Portugal não nos pode deixar para trás
Portugal tinha até amanhã para transpor Diretiva Europeia que obriga a que vários produtos/serviços possam ser utilizados por todos os cidadãos, de forma autónoma.
A União Europeia aprovou, em 2019, uma diretiva que prevê que todos os produtos e serviços, que sejam disponibilizados em qualquer estado europeu, tenham que respeitar um conjunto de regras de acessibilidade, por forma a que possam ser utilizados no seu máximo potencial por qualquer pessoa, independentemente de terem ou não deficiência, a partir de 2025. Este foi o resultado do trabalho da União Europeia com as organizações que, a nível europeu, representam e defendem os direitos das pessoas com deficiência. A Europa podia, assim, ficar mais acessível a todos e, portanto, mais inclusiva. As pessoas com deficiência poderiam, assim, exercer uma cidadania mais ativa e participada.
Para qualquer pessoa, utilizar um terminal de pagamento, uma caixa automática, uma máquina de emissão de bilhetes de transporte, um dispensador de senhas para registo ou para atendimento, uma box para acesso a canais de televisão ou um recetor de televisão digital, até mesmo um leitor eletrónico de livros, é algo que não apresenta dificuldades significativas. Basta olhar para os ecrãs, tocar nas imagens, e o produto servirá para aquilo que justificou a sua compra.

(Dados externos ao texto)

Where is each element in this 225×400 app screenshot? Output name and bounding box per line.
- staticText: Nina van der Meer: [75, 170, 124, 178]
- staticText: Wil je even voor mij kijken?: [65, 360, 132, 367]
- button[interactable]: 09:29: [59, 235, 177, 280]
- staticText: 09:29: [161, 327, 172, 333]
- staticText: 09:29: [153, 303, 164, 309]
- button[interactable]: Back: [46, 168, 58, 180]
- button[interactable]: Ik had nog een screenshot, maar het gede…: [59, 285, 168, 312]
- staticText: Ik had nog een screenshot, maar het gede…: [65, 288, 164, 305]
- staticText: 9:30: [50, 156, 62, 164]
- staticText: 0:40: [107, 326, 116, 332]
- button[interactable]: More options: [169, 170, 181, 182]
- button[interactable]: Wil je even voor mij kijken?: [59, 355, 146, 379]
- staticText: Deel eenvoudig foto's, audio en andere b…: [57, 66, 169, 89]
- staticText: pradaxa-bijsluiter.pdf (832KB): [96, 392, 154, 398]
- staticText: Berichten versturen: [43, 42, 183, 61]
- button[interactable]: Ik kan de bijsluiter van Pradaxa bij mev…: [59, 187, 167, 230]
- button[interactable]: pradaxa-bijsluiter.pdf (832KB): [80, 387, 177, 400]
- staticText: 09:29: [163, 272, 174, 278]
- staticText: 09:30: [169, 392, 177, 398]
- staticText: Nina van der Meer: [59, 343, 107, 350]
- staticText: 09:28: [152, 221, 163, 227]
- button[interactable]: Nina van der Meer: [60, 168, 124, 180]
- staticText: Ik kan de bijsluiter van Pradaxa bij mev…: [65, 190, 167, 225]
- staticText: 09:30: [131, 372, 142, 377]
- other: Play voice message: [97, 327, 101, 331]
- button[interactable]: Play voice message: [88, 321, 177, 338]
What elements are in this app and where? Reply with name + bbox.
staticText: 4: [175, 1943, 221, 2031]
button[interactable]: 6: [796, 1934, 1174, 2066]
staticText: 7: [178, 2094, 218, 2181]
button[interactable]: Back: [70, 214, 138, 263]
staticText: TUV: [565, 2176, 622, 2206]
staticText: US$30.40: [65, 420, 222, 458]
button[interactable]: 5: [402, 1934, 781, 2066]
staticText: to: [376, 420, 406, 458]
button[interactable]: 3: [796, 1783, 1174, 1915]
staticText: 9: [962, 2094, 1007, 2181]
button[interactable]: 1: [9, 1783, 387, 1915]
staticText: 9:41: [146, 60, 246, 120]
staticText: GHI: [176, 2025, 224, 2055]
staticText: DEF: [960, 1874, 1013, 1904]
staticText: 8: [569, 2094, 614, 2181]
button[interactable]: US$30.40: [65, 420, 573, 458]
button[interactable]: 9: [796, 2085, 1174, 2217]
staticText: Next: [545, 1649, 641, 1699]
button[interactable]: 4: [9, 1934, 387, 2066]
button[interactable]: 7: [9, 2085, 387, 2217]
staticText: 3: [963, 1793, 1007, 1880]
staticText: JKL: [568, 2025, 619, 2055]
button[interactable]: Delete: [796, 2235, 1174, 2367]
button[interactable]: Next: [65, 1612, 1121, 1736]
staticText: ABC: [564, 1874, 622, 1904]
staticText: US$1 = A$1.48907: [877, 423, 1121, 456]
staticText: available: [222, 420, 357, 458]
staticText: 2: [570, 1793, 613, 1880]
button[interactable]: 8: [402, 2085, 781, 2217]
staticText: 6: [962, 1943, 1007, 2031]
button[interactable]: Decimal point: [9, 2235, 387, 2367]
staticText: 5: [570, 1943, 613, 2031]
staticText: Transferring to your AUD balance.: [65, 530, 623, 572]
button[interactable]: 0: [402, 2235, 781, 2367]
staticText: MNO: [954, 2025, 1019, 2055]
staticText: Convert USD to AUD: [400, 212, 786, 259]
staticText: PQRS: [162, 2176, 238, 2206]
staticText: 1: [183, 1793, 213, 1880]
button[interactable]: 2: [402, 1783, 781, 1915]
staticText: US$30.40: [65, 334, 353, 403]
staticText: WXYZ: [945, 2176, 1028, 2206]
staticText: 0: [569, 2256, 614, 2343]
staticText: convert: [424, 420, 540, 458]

Para qualquer pessoa, aceder e interagir sem barreiras aos conteúdos digitais presentes em qualquer sítio web, aplicações para smartphone ou conteúdos interativos nas plataformas de televisão, saber informações sobre o meio de transporte que pretendem utilizar e poder adquirir e utilizar bilhetes para esses serviços, conseguir identificar-se autonomamente perante o seu banco, usar qualquer meio de pagamento ou assinar eletronicamente documentos conhecendo integralmente o seu conteúdo, escolher, comprar e ler de forma autónoma um livro, poder escolher o que comprar e realizar essas compras na Internet, é algo que também não apresenta dificuldades significativas. Basta olhar para os ecrãs, tocar ou clicar nas imagens, e os serviços ou a informação pretendida está de imediato ao seu alcance.
Mas para as pessoas com deficiência visual, muito do que acima foi dito continua a ser impossível, ou a estar sujeito a barreiras que dificultam muito a sua utilização. Nos dias de hoje, e com a inovação tecnológica a que temos assistido, estas limitações não têm justificação aceitável.
Durante a Presidência Portuguesa da União Europeia, em 2021, o Governo português assumiu que as inovações tecnológicas têm de ser inclusivas para ninguém ficar para trás. Na altura, foi dito que “do bom trabalho que se consiga fazer ao nível da transposição desta Diretiva muito dependerá aquilo que resultará em termos de obrigações legais, seja para o Estado português, seja para os privados, em matéria de promoção da acessibilidade, principalmente a acessibilidade digital”.
Mas, o que se verifica é que terminou o prazo para transpormos esta Diretiva. Daqui a três anos, estes requisitos têm que ser obrigatórios para todos, para que ninguém fique para trás. Portugal não só não cumpriu o prazo, como também não envolveu, até aqui, as organizações representativas das pessoas com deficiência, como a ACAPO, na construção da legislação nacional sobre esta matéria desde o início. Foi esse o compromisso que Portugal também assumiu ao assinar a Convenção das Nações Unidas sobre os Direitos das Pessoas com Deficiência.
Não vamos atrasar mais o que já está mais do que atrasado! O tempo de agir é agora, e quanto mais tarde o fizermos mais barreiras vão continuar a existir, e a ser criadas, para as pessoas com deficiência visual. Quanto mais tarde o Estado português fizer a transposição desta Diretiva, mais serão as responsabilidades que Portugal terá que assumir junto das instâncias europeias. Pior: mais serão as barreiras que as pessoas com deficiência visual continuarão a enfrentar no seu dia-a-dia!
A ACAPO conta com o Estado português para, no espírito da Convenção das Nações Unidas sobre os Direitos das Pessoas com Deficiência, envolver ativamente e desde o início as organizações representativas das pessoas com deficiência na criação dos mecanismos legislativos de transposição desta Diretiva, essencial a que as pessoas com deficiência visual acedam sem barreiras aos produtos e serviços que qualquer cidadão usa, nas mesmas condições de igualdade! Não é remediando depois que se resolvem os problemas, é incluindo desde o início que se constroem soluções.
A inovação tecnológica tem de ser inclusiva para que ninguém fique para trás. As inovações legislativas nesta matéria também têm que ser inclusivas desde o início, para que ninguém fique para trás!